As empresas atuam no ramo de terceirização da merenda de escolas públicas. Segundo os promotores, elas pagavam propinas para secretários municipais em troca dos contratos e forneciam um serviço de péssima qualidade. Elas negam as irregularidades e os pagamentos de propina. Além disso, de acordo com a denúncia, as prefeituras pagavam por esse serviço mais do que gastavam com a merenda antes da terceirização.

Segundo dados obtidos pelo MP, o esquema de lavagem e de notas frias da Geraldo J. Coan envolve duas empresas fantasmas abertas supostamente para ocultar as movimentações financeiras do grupo: a CJM e a Carsena.

O dono no papel da Carsena, Carlos Siiri Nakajima, contou aos promotores que emprestou seu nome para a abertura da empresa em 2006. Ele afirmou ter concordado em receber R$ 2 mil por mês para simular que a empresa vendia refeições para a Geraldo J. Coan.

O mesmo esquema acontecia com a empresa CJM. Cândido José Machado, sócio da empresa, contou em depoimento aos promotores no dia 5, em Contagem, Minas Gerais, que foi procurado por um homem de Vinhedo, no interior do estado, com a proposta para que ele abrisse uma empresa em São Paulo. Caso concordasse, ganharia R$ 3 mil por mês.

A documentação foi providenciada por um escritório de advocacia com sede na Rua Cândido Espinheira, em Perdizes, na Zona Oeste de São Paulo - que foi alvo de busca feita pela Promotoria. Ele alegou desconhecer os donos da Geraldo J. Coan. Segundo dados obtidos pelo MP com a Receita Estadual, a CJM movimentou, entre 2008 a maio de 2009, R$ 23,8 milhões.

Testemunha

Uma testemunha ouvida pelos promotores Silvio Antonio Marques e Arthur Pinto de Lemos Junior afirmou que o grupo SP Alimentação comprava notas frias em nome de outras empresas. A denúncia diz que o grupo pagava 2,5% do valor de cada nota para os homens, que as vendiam para a SP Alimentação.
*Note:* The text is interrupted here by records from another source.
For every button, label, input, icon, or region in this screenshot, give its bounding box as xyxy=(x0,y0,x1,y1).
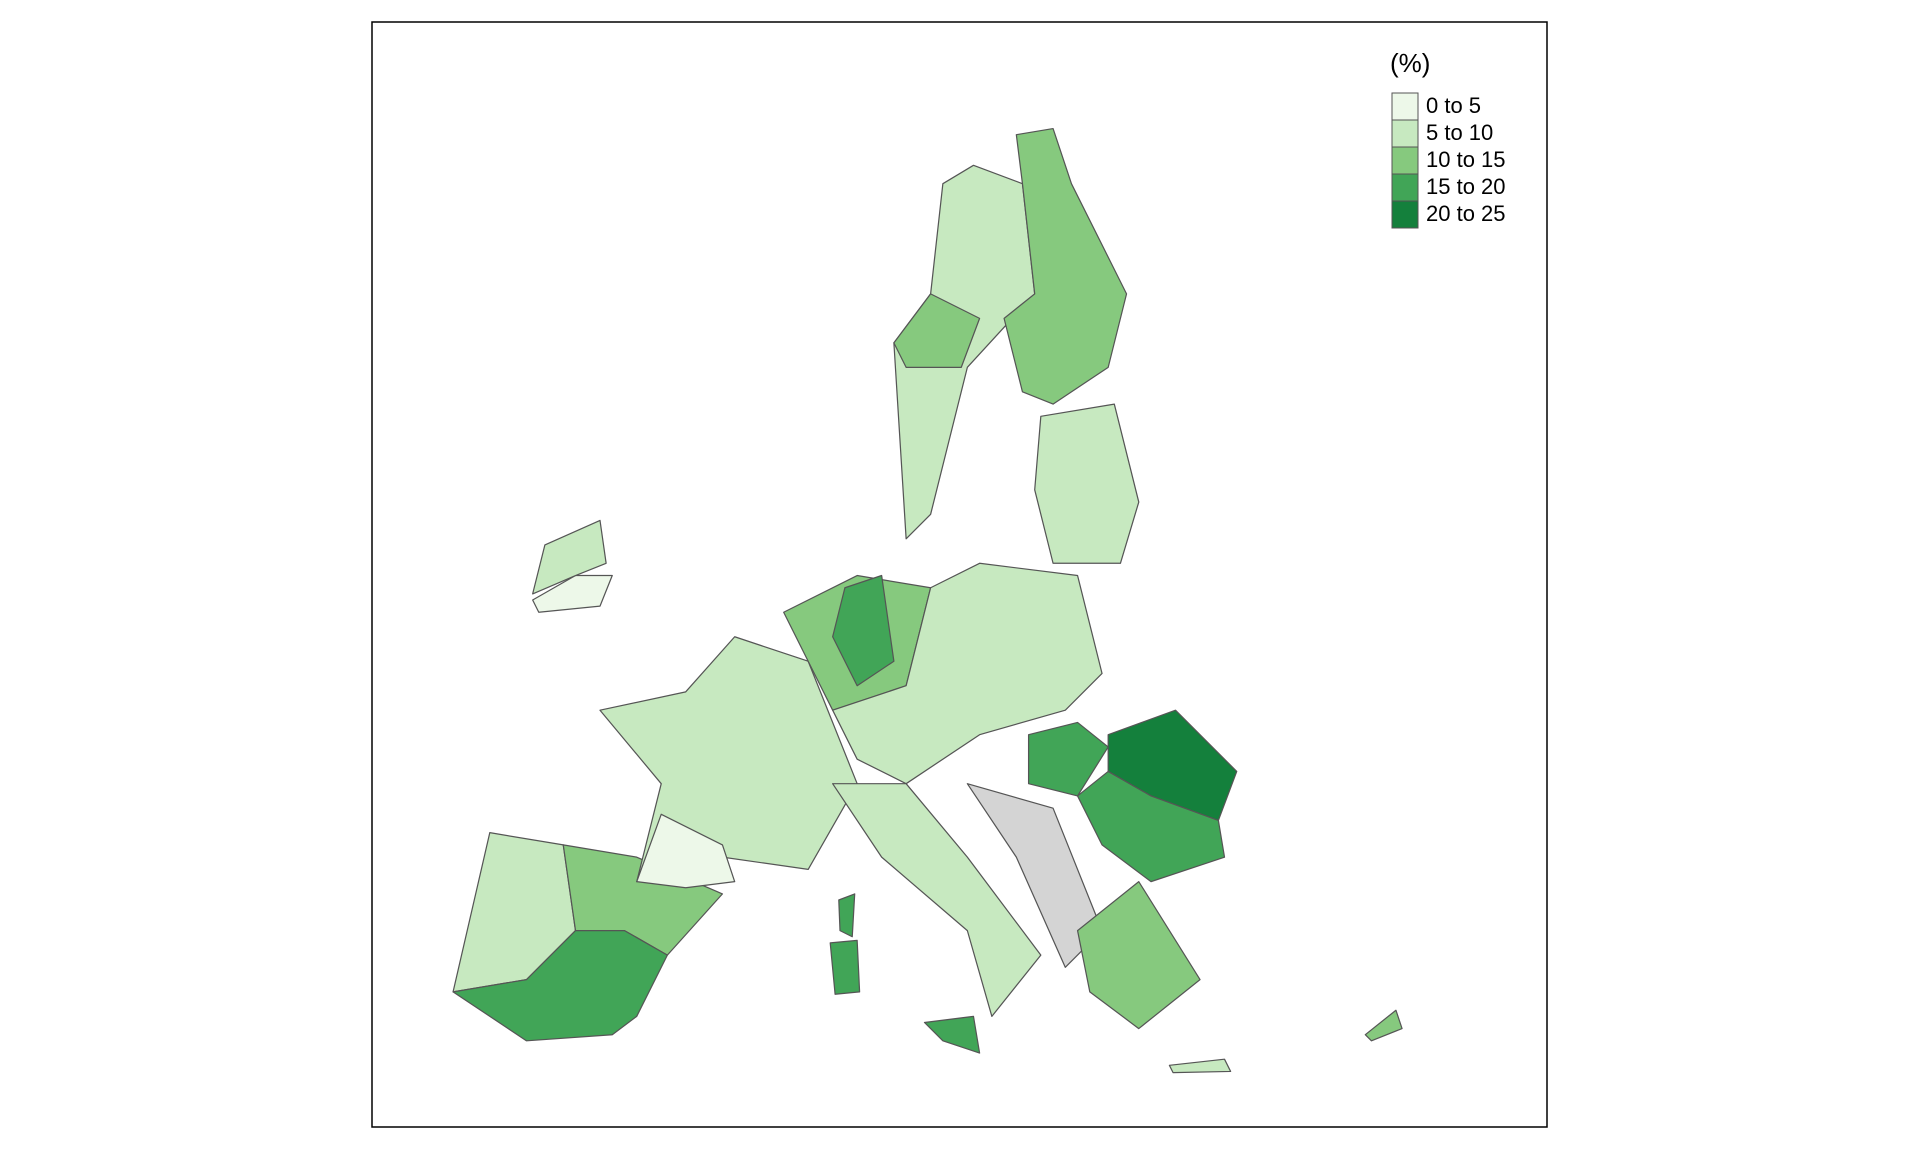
legend-swatch xyxy=(1391,92,1419,121)
legend-swatch xyxy=(1391,146,1419,175)
legend-label: 5 to 10 xyxy=(1426,120,1493,145)
legend-swatch xyxy=(1391,200,1419,229)
legend-swatch xyxy=(1391,173,1419,202)
map-regions xyxy=(452,127,1403,1074)
legend-label: 15 to 20 xyxy=(1426,174,1506,199)
legend-title: (%) xyxy=(1390,48,1430,78)
legend-label: 20 to 25 xyxy=(1426,201,1506,226)
legend-label: 0 to 5 xyxy=(1426,93,1481,118)
legend-label: 10 to 15 xyxy=(1426,147,1506,172)
legend-swatch xyxy=(1391,119,1419,148)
A reportagem da Agência Estado procurou nesta quinta-feira (12) a SP Alimentação e a J. Coan, mas não conseguiu contato. Ambas sempre negaram irregularidades nas licitações e na execução dos contratos com as prefeituras. O G1 voltou a procurar as empresas nesta sexta-feira (13). Não conseguiu contato com a SP Alimentação e aguarda um retorno do grupo Coan.

A Prefeitura de São Paulo também foi procurada e informou que "sempre colaborou com o Ministério Público nas investigações das empresas de merenda". "Até o momento não há instrumentos legais que possam impedí-las de participar de licitações ou de continuarem prestando serviços. A Prefeitura reitera que continuará colaborando com o Ministério Público", afirmou em nota enviada na tarde desta sexta-feira.